Barpa Langais is the best preserved Neolithic chambered cairn in the Outer Hebrides. It is typical of tombs built all over the islands by Neolithic farming communities, in this case about 25 metres in diameter, and containing a great mass of stone which would have dominated the surrounding landscape, with a relatively small burial chamber inside. It probably served as a communal tribal resting place, not just for a single leader. Many such tombs have passages which face midwinter sunrise or sunset, but the entrance at Langais faces just south of east.
Barpa Langais has never been investigated by modern archaeologists, but more than a century ago, pottery, charcoal and cremated human bones were found scattered on the floor; fragments of Beaker pottery there indicated that the tomb may have continued in use for a thousand years. During that time the Barpa Langais cairn must have remained as a ritual and ceremonial focus for the local community. They lived by rearing cattle and sheep and growing early forms of wheat and barley, so the fertility of the soil and the clemency of the weather were of fundamental importance to them. The physical world they inhabited, with its widespread woodland before the landscape changes with the spreading of blanket peat, was very different from today's islands, but so was their spiritual world, and great monuments like Barpa Langais, the resting place of the tribal ancestors, must have been of central importance to them.

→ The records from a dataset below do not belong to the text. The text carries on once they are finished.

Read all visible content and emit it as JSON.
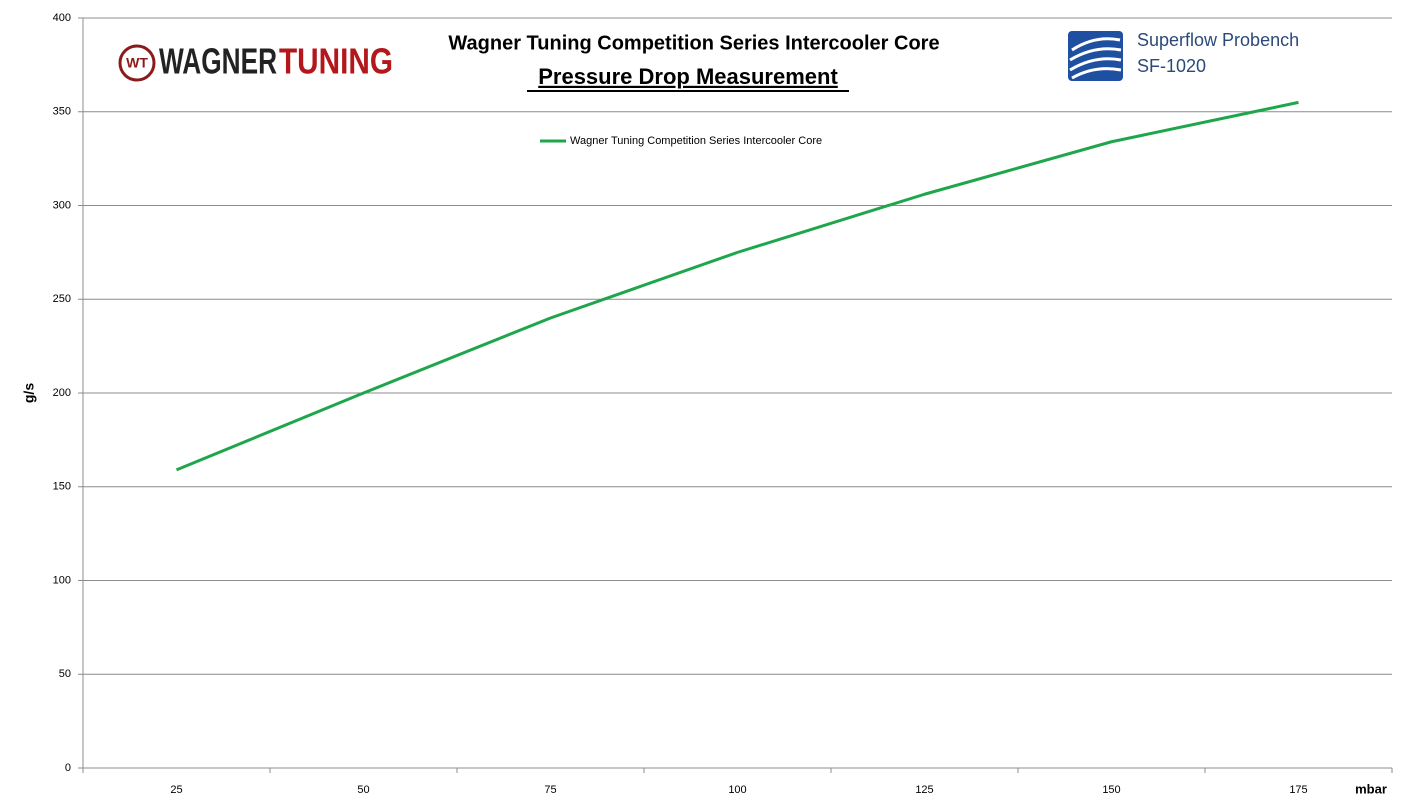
{
  "chart_data": {
    "type": "line",
    "title": "Wagner Tuning Competition Series Intercooler Core",
    "subtitle": "Pressure Drop Measurement",
    "y_label": "g/s",
    "x_label": "mbar",
    "annotations": [
      "WT",
      "WAGNER",
      "TUNING",
      "Superflow Probench",
      "SF-1020"
    ],
    "categories": [
      "25",
      "50",
      "75",
      "100",
      "125",
      "150",
      "175"
    ],
    "series": [
      {
        "name": "Wagner Tuning Competition Series Intercooler Core",
        "color": "#1fa64c",
        "values": [
          159,
          200,
          240,
          275,
          306,
          334,
          355
        ]
      }
    ],
    "ylim": [
      0,
      400
    ],
    "yticks": [
      0,
      50,
      100,
      150,
      200,
      250,
      300,
      350,
      400
    ],
    "grid": true
  }
}
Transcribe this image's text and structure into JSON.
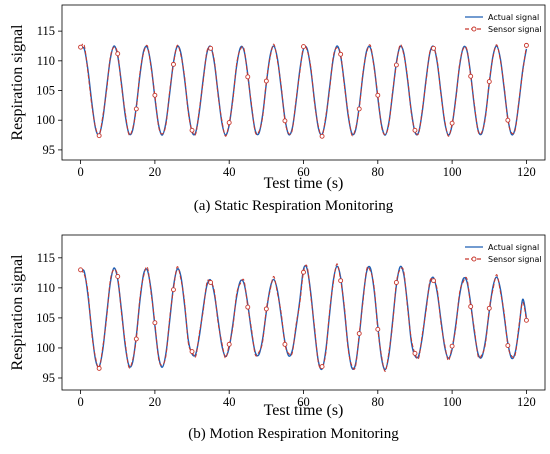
{
  "chart_data": [
    {
      "type": "line",
      "caption": "(a) Static Respiration Monitoring",
      "x_label": "Test time (s)",
      "y_label": "Respiration signal",
      "xlim": [
        -5,
        125
      ],
      "ylim": [
        93.3,
        119.4
      ],
      "xticks": [
        0,
        20,
        40,
        60,
        80,
        100,
        120
      ],
      "yticks": [
        95,
        100,
        105,
        110,
        115
      ],
      "legend": "upper right",
      "markevery": 5,
      "x": [
        0,
        1,
        2,
        3,
        4,
        5,
        6,
        7,
        8,
        9,
        10,
        11,
        12,
        13,
        14,
        15,
        16,
        17,
        18,
        19,
        20,
        21,
        22,
        23,
        24,
        25,
        26,
        27,
        28,
        29,
        30,
        31,
        32,
        33,
        34,
        35,
        36,
        37,
        38,
        39,
        40,
        41,
        42,
        43,
        44,
        45,
        46,
        47,
        48,
        49,
        50,
        51,
        52,
        53,
        54,
        55,
        56,
        57,
        58,
        59,
        60,
        61,
        62,
        63,
        64,
        65,
        66,
        67,
        68,
        69,
        70,
        71,
        72,
        73,
        74,
        75,
        76,
        77,
        78,
        79,
        80,
        81,
        82,
        83,
        84,
        85,
        86,
        87,
        88,
        89,
        90,
        91,
        92,
        93,
        94,
        95,
        96,
        97,
        98,
        99,
        100,
        101,
        102,
        103,
        104,
        105,
        106,
        107,
        108,
        109,
        110,
        111,
        112,
        113,
        114,
        115,
        116,
        117,
        118,
        119,
        120
      ],
      "series": [
        {
          "name": "Actual signal",
          "color": "#1f5fb4",
          "style": "solid",
          "marker": false,
          "values": [
            112.0,
            112.0,
            108.4,
            103.1,
            98.7,
            97.6,
            100.3,
            105.4,
            110.3,
            112.5,
            110.8,
            106.2,
            100.9,
            97.8,
            98.3,
            102.3,
            107.7,
            111.7,
            112.2,
            109.1,
            103.8,
            99.2,
            97.5,
            99.7,
            104.6,
            109.7,
            112.4,
            111.3,
            106.9,
            101.6,
            98.0,
            98.0,
            101.6,
            106.9,
            111.3,
            112.4,
            109.7,
            104.6,
            99.7,
            97.5,
            99.2,
            103.8,
            109.1,
            112.2,
            111.7,
            107.7,
            102.3,
            98.3,
            97.8,
            100.9,
            106.2,
            110.8,
            112.5,
            110.3,
            105.4,
            100.3,
            97.6,
            98.7,
            103.1,
            108.4,
            112.0,
            112.0,
            108.4,
            103.1,
            98.7,
            97.6,
            100.3,
            105.4,
            110.3,
            112.5,
            110.8,
            106.2,
            100.9,
            97.8,
            98.3,
            102.3,
            107.7,
            111.7,
            112.2,
            109.1,
            103.8,
            99.2,
            97.5,
            99.7,
            104.6,
            109.7,
            112.4,
            111.3,
            106.9,
            101.6,
            98.0,
            98.0,
            101.6,
            106.9,
            111.3,
            112.4,
            109.7,
            104.6,
            99.7,
            97.5,
            99.2,
            103.8,
            109.1,
            112.2,
            111.7,
            107.7,
            102.3,
            98.3,
            97.8,
            100.9,
            106.2,
            110.8,
            112.5,
            110.3,
            105.4,
            100.3,
            97.6,
            98.7,
            103.1,
            108.4,
            112.0
          ]
        },
        {
          "name": "Sensor signal",
          "color": "#c8372d",
          "style": "dashed",
          "marker": true,
          "values": [
            112.3,
            112.6,
            107.9,
            102.6,
            98.9,
            97.4,
            100.8,
            105.0,
            110.6,
            112.3,
            111.2,
            105.8,
            101.4,
            97.6,
            98.6,
            101.9,
            108.1,
            111.4,
            112.5,
            108.7,
            104.2,
            98.9,
            97.7,
            99.3,
            105.0,
            109.4,
            112.6,
            110.9,
            107.3,
            101.2,
            98.3,
            97.7,
            102.0,
            106.5,
            111.6,
            112.1,
            110.1,
            104.2,
            100.1,
            97.3,
            99.6,
            103.4,
            109.5,
            111.9,
            112.0,
            107.3,
            102.7,
            98.0,
            98.1,
            100.5,
            106.6,
            110.5,
            112.8,
            109.9,
            105.8,
            99.9,
            97.8,
            98.4,
            103.5,
            108.0,
            112.4,
            111.7,
            108.8,
            102.7,
            99.0,
            97.3,
            100.7,
            105.0,
            110.7,
            112.2,
            111.1,
            105.8,
            101.3,
            97.5,
            98.6,
            101.9,
            108.0,
            111.4,
            112.6,
            108.8,
            104.2,
            98.9,
            97.6,
            99.4,
            104.9,
            109.3,
            112.7,
            111.0,
            107.2,
            101.3,
            98.3,
            97.8,
            101.9,
            106.6,
            111.5,
            112.1,
            110.0,
            104.3,
            100.0,
            97.3,
            99.5,
            103.5,
            109.4,
            112.0,
            111.9,
            107.4,
            102.6,
            98.1,
            98.0,
            100.6,
            106.5,
            110.6,
            112.7,
            110.0,
            105.7,
            100.0,
            97.9,
            98.4,
            103.4,
            108.1,
            112.6
          ]
        }
      ]
    },
    {
      "type": "line",
      "caption": "(b) Motion Respiration Monitoring",
      "x_label": "Test time (s)",
      "y_label": "Respiration signal",
      "xlim": [
        -5,
        125
      ],
      "ylim": [
        93.0,
        118.8
      ],
      "xticks": [
        0,
        20,
        40,
        60,
        80,
        100,
        120
      ],
      "yticks": [
        95,
        100,
        105,
        110,
        115
      ],
      "legend": "upper right",
      "markevery": 5,
      "x": [
        0,
        1,
        2,
        3,
        4,
        5,
        6,
        7,
        8,
        9,
        10,
        11,
        12,
        13,
        14,
        15,
        16,
        17,
        18,
        19,
        20,
        21,
        22,
        23,
        24,
        25,
        26,
        27,
        28,
        29,
        30,
        31,
        32,
        33,
        34,
        35,
        36,
        37,
        38,
        39,
        40,
        41,
        42,
        43,
        44,
        45,
        46,
        47,
        48,
        49,
        50,
        51,
        52,
        53,
        54,
        55,
        56,
        57,
        58,
        59,
        60,
        61,
        62,
        63,
        64,
        65,
        66,
        67,
        68,
        69,
        70,
        71,
        72,
        73,
        74,
        75,
        76,
        77,
        78,
        79,
        80,
        81,
        82,
        83,
        84,
        85,
        86,
        87,
        88,
        89,
        90,
        91,
        92,
        93,
        94,
        95,
        96,
        97,
        98,
        99,
        100,
        101,
        102,
        103,
        104,
        105,
        106,
        107,
        108,
        109,
        110,
        111,
        112,
        113,
        114,
        115,
        116,
        117,
        118,
        119,
        120
      ],
      "series": [
        {
          "name": "Actual signal",
          "color": "#1f5fb4",
          "style": "solid",
          "marker": false,
          "values": [
            112.7,
            112.7,
            108.7,
            102.9,
            98.1,
            96.9,
            99.8,
            105.4,
            110.8,
            113.3,
            111.4,
            106.3,
            100.5,
            97.1,
            97.6,
            102.0,
            108.0,
            112.4,
            112.9,
            109.5,
            103.7,
            98.6,
            96.8,
            99.2,
            104.6,
            110.2,
            113.1,
            111.9,
            107.1,
            101.3,
            99.0,
            99.0,
            102.1,
            106.6,
            110.4,
            111.3,
            109.0,
            104.7,
            100.5,
            98.6,
            100.1,
            104.0,
            108.5,
            111.1,
            110.7,
            107.3,
            102.7,
            99.3,
            98.9,
            101.5,
            106.0,
            109.9,
            111.4,
            109.5,
            105.3,
            101.0,
            98.7,
            99.6,
            103.4,
            107.9,
            113.1,
            113.1,
            108.9,
            102.8,
            97.8,
            96.5,
            99.6,
            105.5,
            111.1,
            113.6,
            111.7,
            106.4,
            100.3,
            96.7,
            97.3,
            101.9,
            108.1,
            112.7,
            113.3,
            109.7,
            103.6,
            98.3,
            96.4,
            98.9,
            104.5,
            110.4,
            113.5,
            112.2,
            107.2,
            101.1,
            98.7,
            98.7,
            101.9,
            106.7,
            110.7,
            111.7,
            109.2,
            104.6,
            100.2,
            98.3,
            99.8,
            103.9,
            108.7,
            111.5,
            111.0,
            107.4,
            102.6,
            99.0,
            98.5,
            101.3,
            106.1,
            110.2,
            111.8,
            109.8,
            105.4,
            100.8,
            98.3,
            99.3,
            103.3,
            108.1,
            105.0
          ]
        },
        {
          "name": "Sensor signal",
          "color": "#c8372d",
          "style": "dashed",
          "marker": true,
          "values": [
            113.0,
            112.2,
            109.3,
            102.4,
            98.5,
            96.6,
            100.3,
            104.9,
            111.3,
            113.0,
            111.9,
            105.8,
            101.0,
            96.8,
            98.0,
            101.5,
            108.5,
            112.0,
            113.4,
            109.0,
            104.2,
            98.2,
            97.2,
            98.8,
            105.1,
            109.7,
            113.5,
            111.4,
            107.6,
            100.8,
            99.4,
            98.6,
            102.6,
            106.1,
            110.9,
            110.9,
            109.5,
            104.2,
            101.0,
            98.3,
            100.6,
            103.5,
            109.0,
            110.7,
            111.2,
            106.8,
            103.2,
            98.9,
            99.3,
            101.0,
            106.5,
            109.5,
            111.9,
            109.0,
            105.8,
            100.6,
            99.1,
            99.2,
            103.9,
            107.4,
            112.6,
            113.5,
            108.4,
            103.3,
            97.5,
            96.9,
            99.1,
            106.0,
            110.7,
            114.0,
            111.2,
            106.9,
            99.9,
            97.1,
            96.9,
            102.4,
            107.6,
            113.1,
            112.8,
            110.2,
            103.1,
            98.7,
            96.1,
            99.4,
            104.0,
            110.9,
            113.0,
            112.7,
            106.7,
            101.6,
            99.1,
            98.3,
            102.4,
            106.2,
            111.1,
            111.2,
            109.7,
            104.1,
            100.6,
            97.9,
            100.3,
            103.4,
            109.2,
            111.0,
            111.5,
            106.9,
            103.1,
            98.6,
            98.9,
            100.8,
            106.6,
            109.7,
            112.2,
            109.3,
            105.9,
            100.4,
            98.7,
            98.9,
            103.8,
            107.6,
            104.6
          ]
        }
      ]
    }
  ]
}
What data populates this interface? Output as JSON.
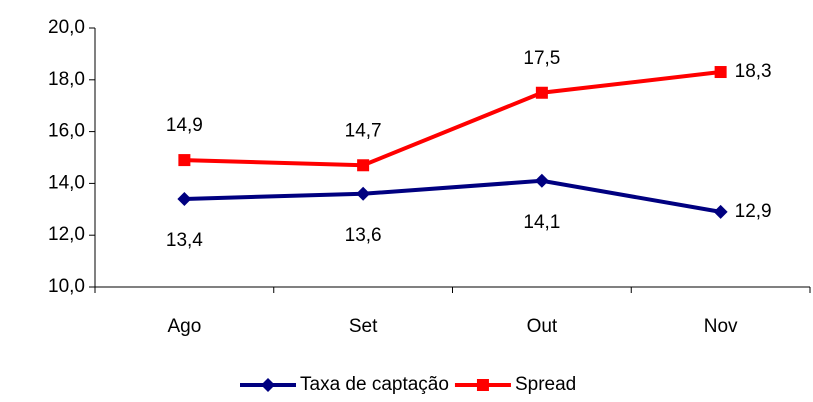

In 2006, archaeological work before road widening located traces of earlier occupation, some of the earliest evidence for human activity in the Outer Hebrides so far. In the Mesolithic period, a small band of hunters and gatherers set up seasonal camp here on the slopes of Langais. They built shelters which left traces of small post-holes in the ground, and lit fires, the ashes of which survived to this day under the engulfing peat. Small flakes of quartz and other stone types showed that tools were being manufactured on the site: one of the "anvil" stones used was found still in position after 6,000 years.
In time, these harvesters of the island's wild resources began to take their first steps to becoming farmers. Adopting a more settled lifestyle meant that new luxuries like pottery became possible, and the discovery of a small decorated vessel on the site demonstrates the transition to a Neolithic culture.
There is a car park near Barpa Langass and a footpath up to the burial chamber itself, enabling it to be viewed from the outside.